When I got into “Family therapy” this was NOT the family I had in mind…
The film from the opening credits has a very nostalgic feeling, – perhaps something not only to attribute to the black and white opening sequence, but also perhaps somewhat regarding the fact that this film about a gangster (which as per usual stars Robert De Niro) opens with a voiceover discussing the year of 1957, in a way strangely reminiscent to the film ‘Goodfellas’ of nine years prior.
Before I get into any nitty gritty detail I’m going to mention a factor so noticeable it can hardly be swept under the carpet; the plot. A mob boss who sees a psychiatrist after suffering panic attacks? I know what you’re thinking, – “haven’t we seen this before?”, but before you can even say the name ‘Tony Soprano’, I’ll remind you that they were released around the same time, so lets just call this an uncanny coincidence.
Billy Crystal the psychiatrist, who in his first scene is annoyingly nice to his patient whilst at the same time fantasising about telling her the truth that she’s got to stop whining and that she’s the “tragedy Queen” is just asking for somebody to come into his practice who may be a bit more of a challenge. Someone a little more exciting than the women who frequent his office to talk about their failed relationships amongst other trivial things (in comparison to what he’s got in store). The film wouldn’t be what it is without the two central characters who are total opposites but work incredibly well together; on Paul Vitti’s (De Niro) first interaction with Crystal he says what is possibly the funniest line of the entire film: “If I talk to you and you turn me into a fag, I’ll kill you! I go fag, you die.” The film is a treat to the audience with multiple laugh out loud occasions during the run of the film, as well as characters that allow the audience to feel genuinely invested in, which is a rarity for a film classified in the comedy genre, which is famous for underdeveloped characters, and more often than not, forced stale, and obvious jokes, all things that luckily don’t apply to this film.

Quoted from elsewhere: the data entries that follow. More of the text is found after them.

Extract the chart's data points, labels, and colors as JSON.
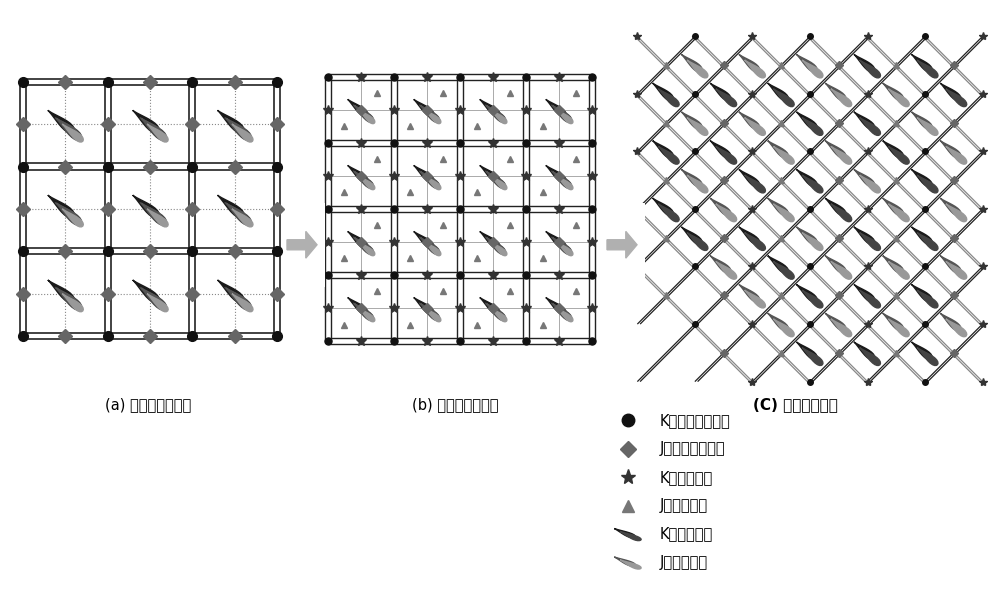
{
  "bg_color": "#ffffff",
  "panel_a_label": "(a) 反九点基础井网",
  "panel_b_label": "(b) 反九点加密井网",
  "panel_c_label": "(C) 五点加密井网",
  "legend_labels": [
    "K层系基础井网井",
    "J层系基础井网井",
    "K层系加密井",
    "J层系加密井",
    "K层系注水井",
    "J层系注水井"
  ],
  "arrow_gray": "#b0b0b0",
  "line_k": "#222222",
  "line_j": "#888888",
  "well_k_color": "#111111",
  "well_j_color": "#666666",
  "star_k_color": "#333333",
  "tri_j_color": "#777777",
  "inj_k_dark": "#1a1a1a",
  "inj_k_mid": "#444444",
  "inj_j_dark": "#555555",
  "inj_j_light": "#999999"
}
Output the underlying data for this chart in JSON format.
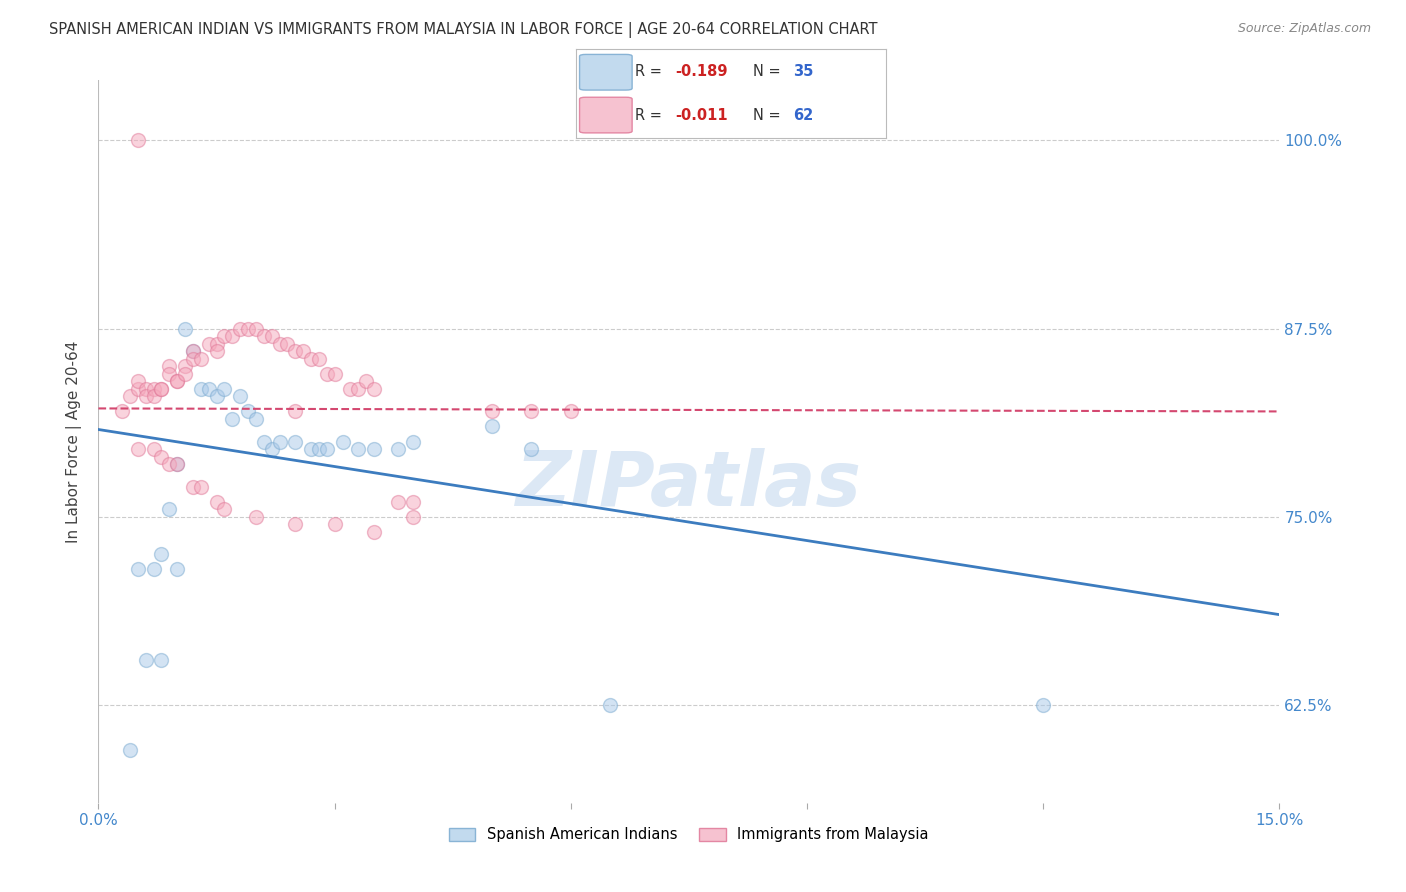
{
  "title": "SPANISH AMERICAN INDIAN VS IMMIGRANTS FROM MALAYSIA IN LABOR FORCE | AGE 20-64 CORRELATION CHART",
  "source": "Source: ZipAtlas.com",
  "ylabel": "In Labor Force | Age 20-64",
  "xlim": [
    0.0,
    0.15
  ],
  "ylim": [
    0.56,
    1.04
  ],
  "yticks": [
    0.625,
    0.75,
    0.875,
    1.0
  ],
  "ytick_labels": [
    "62.5%",
    "75.0%",
    "87.5%",
    "100.0%"
  ],
  "xticks": [
    0.0,
    0.03,
    0.06,
    0.09,
    0.12,
    0.15
  ],
  "xtick_labels": [
    "0.0%",
    "",
    "",
    "",
    "",
    "15.0%"
  ],
  "watermark": "ZIPatlas",
  "blue_scatter_x": [
    0.004,
    0.005,
    0.007,
    0.008,
    0.009,
    0.01,
    0.011,
    0.012,
    0.013,
    0.014,
    0.015,
    0.016,
    0.017,
    0.018,
    0.019,
    0.02,
    0.021,
    0.022,
    0.023,
    0.025,
    0.027,
    0.028,
    0.029,
    0.031,
    0.033,
    0.035,
    0.038,
    0.04,
    0.05,
    0.055,
    0.065,
    0.12,
    0.006,
    0.008,
    0.01
  ],
  "blue_scatter_y": [
    0.595,
    0.715,
    0.715,
    0.725,
    0.755,
    0.715,
    0.875,
    0.86,
    0.835,
    0.835,
    0.83,
    0.835,
    0.815,
    0.83,
    0.82,
    0.815,
    0.8,
    0.795,
    0.8,
    0.8,
    0.795,
    0.795,
    0.795,
    0.8,
    0.795,
    0.795,
    0.795,
    0.8,
    0.81,
    0.795,
    0.625,
    0.625,
    0.655,
    0.655,
    0.785
  ],
  "pink_scatter_x": [
    0.003,
    0.004,
    0.005,
    0.005,
    0.005,
    0.006,
    0.006,
    0.007,
    0.007,
    0.008,
    0.008,
    0.009,
    0.009,
    0.01,
    0.01,
    0.011,
    0.011,
    0.012,
    0.012,
    0.013,
    0.014,
    0.015,
    0.015,
    0.016,
    0.017,
    0.018,
    0.019,
    0.02,
    0.021,
    0.022,
    0.023,
    0.024,
    0.025,
    0.026,
    0.027,
    0.028,
    0.029,
    0.03,
    0.032,
    0.033,
    0.034,
    0.035,
    0.038,
    0.04,
    0.05,
    0.055,
    0.06,
    0.04,
    0.025,
    0.005,
    0.007,
    0.008,
    0.009,
    0.01,
    0.012,
    0.013,
    0.015,
    0.016,
    0.02,
    0.025,
    0.03,
    0.035
  ],
  "pink_scatter_y": [
    0.82,
    0.83,
    0.835,
    0.84,
    1.0,
    0.835,
    0.83,
    0.835,
    0.83,
    0.835,
    0.835,
    0.85,
    0.845,
    0.84,
    0.84,
    0.85,
    0.845,
    0.86,
    0.855,
    0.855,
    0.865,
    0.865,
    0.86,
    0.87,
    0.87,
    0.875,
    0.875,
    0.875,
    0.87,
    0.87,
    0.865,
    0.865,
    0.86,
    0.86,
    0.855,
    0.855,
    0.845,
    0.845,
    0.835,
    0.835,
    0.84,
    0.835,
    0.76,
    0.76,
    0.82,
    0.82,
    0.82,
    0.75,
    0.82,
    0.795,
    0.795,
    0.79,
    0.785,
    0.785,
    0.77,
    0.77,
    0.76,
    0.755,
    0.75,
    0.745,
    0.745,
    0.74
  ],
  "blue_line_x": [
    0.0,
    0.15
  ],
  "blue_line_y": [
    0.808,
    0.685
  ],
  "pink_line_x": [
    0.0,
    0.15
  ],
  "pink_line_y": [
    0.822,
    0.82
  ],
  "blue_line_color": "#3c7cbf",
  "pink_line_color": "#d44870",
  "scatter_alpha": 0.5,
  "scatter_size": 100,
  "blue_scatter_color": "#a8c8e8",
  "blue_scatter_edge": "#7aaad0",
  "pink_scatter_color": "#f5a8bc",
  "pink_scatter_edge": "#e07898",
  "grid_color": "#cccccc",
  "background_color": "#ffffff",
  "title_color": "#333333",
  "axis_color": "#4488cc",
  "watermark_color": "#dce8f5",
  "watermark_fontsize": 55,
  "legend_R_color": "#cc2222",
  "legend_N_color": "#3366cc",
  "legend_text_color": "#333333",
  "legend_blue_face": "#b8d4ec",
  "legend_pink_face": "#f5b8c8"
}
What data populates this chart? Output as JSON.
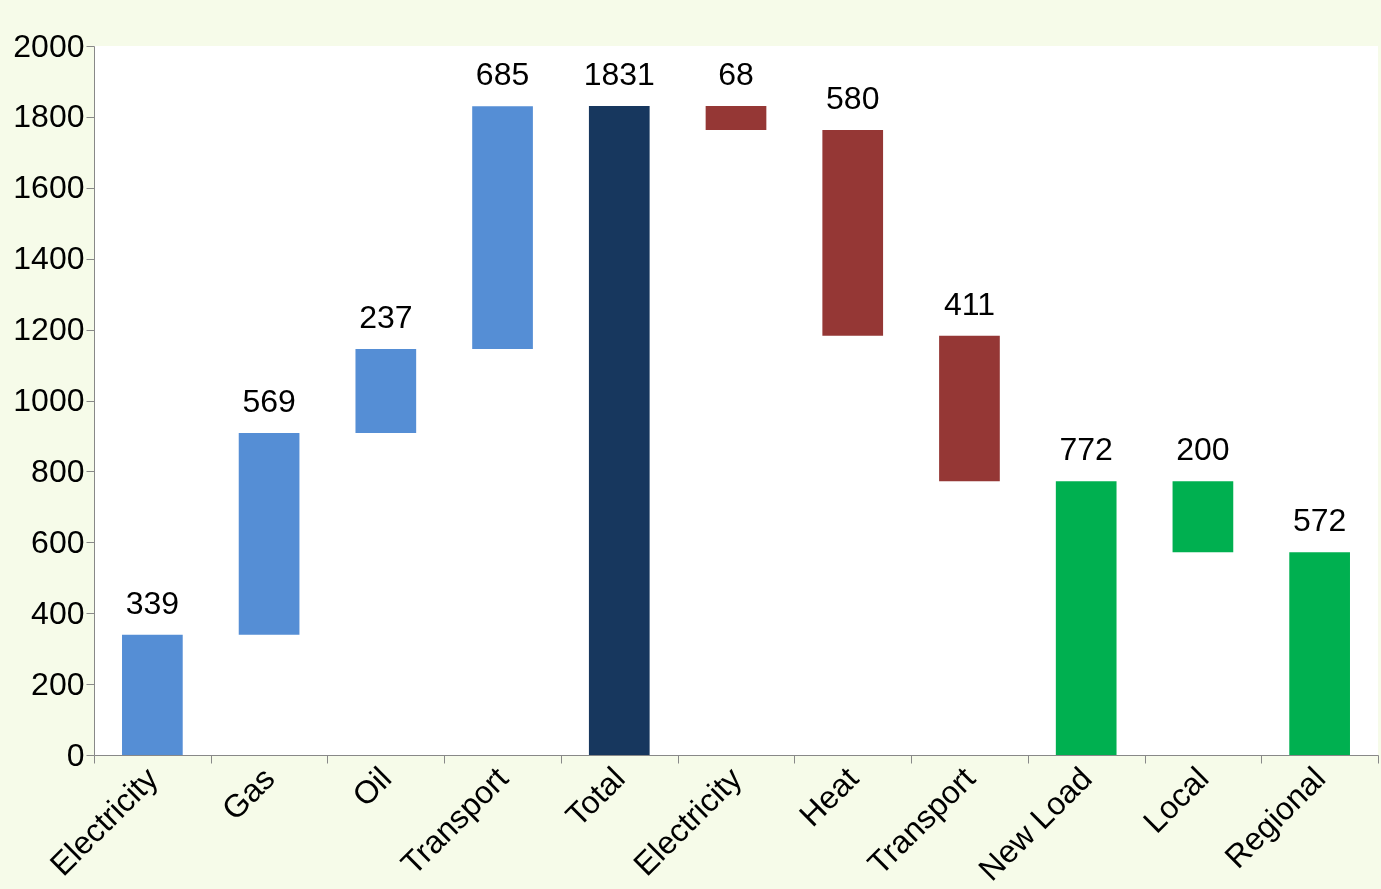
{
  "chart_data": {
    "type": "bar",
    "categories": [
      "Electricity",
      "Gas",
      "Oil",
      "Transport",
      "Total",
      "Electricity",
      "Heat",
      "Transport",
      "New Load",
      "Local",
      "Regional"
    ],
    "values": [
      339,
      569,
      237,
      685,
      1831,
      68,
      580,
      411,
      772,
      200,
      572
    ],
    "base": [
      0,
      339,
      908,
      1145,
      0,
      1763,
      1183,
      772,
      0,
      572,
      0
    ],
    "colors": [
      "#558ed5",
      "#558ed5",
      "#558ed5",
      "#558ed5",
      "#17375e",
      "#953735",
      "#953735",
      "#953735",
      "#00b050",
      "#00b050",
      "#00b050"
    ],
    "ylim": [
      0,
      2000
    ],
    "yticks": [
      0,
      200,
      400,
      600,
      800,
      1000,
      1200,
      1400,
      1600,
      1800,
      2000
    ],
    "grid": false,
    "data_labels": true
  }
}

The film boasts excellent comic timing and doesn’t try too hard for laughs. The humour is allowed to evolve naturally resulting in a genuinely funny film. De Niro portrays Paul Vitti almost as a parody of his other gangster roles in his career, this makes for a film which borders on drama whilst still managing to reward the audience with humour which doesn’t ever resort to gangster stereotypes and instead relies on quality acting and good character development. There are a handful of memorable comic moments throughout the film, most notably when Crystal is made to try and pass himself off as a wiseguy only to find that he can’t even pronounce the word “Consigliere”. The humour in the film isn’t the most crucial aspect of the picture, as the characters work, however on saying this, there is a dream sequence which is an obvious parody of the Godfather which in my opinion they get down to a T.
The interaction between the actors is above all else what makes this film work. This is a film which doesn’t take itself too seriously, however the result is an intelligent alternative to the dire and flimsy parody of the likes of ‘Mafia!’ and a comedic alternative to the gritty realism of the likes of ‘Goodfellas’ and ‘Mean Streets’, I rate this film a strong 7 out of 10!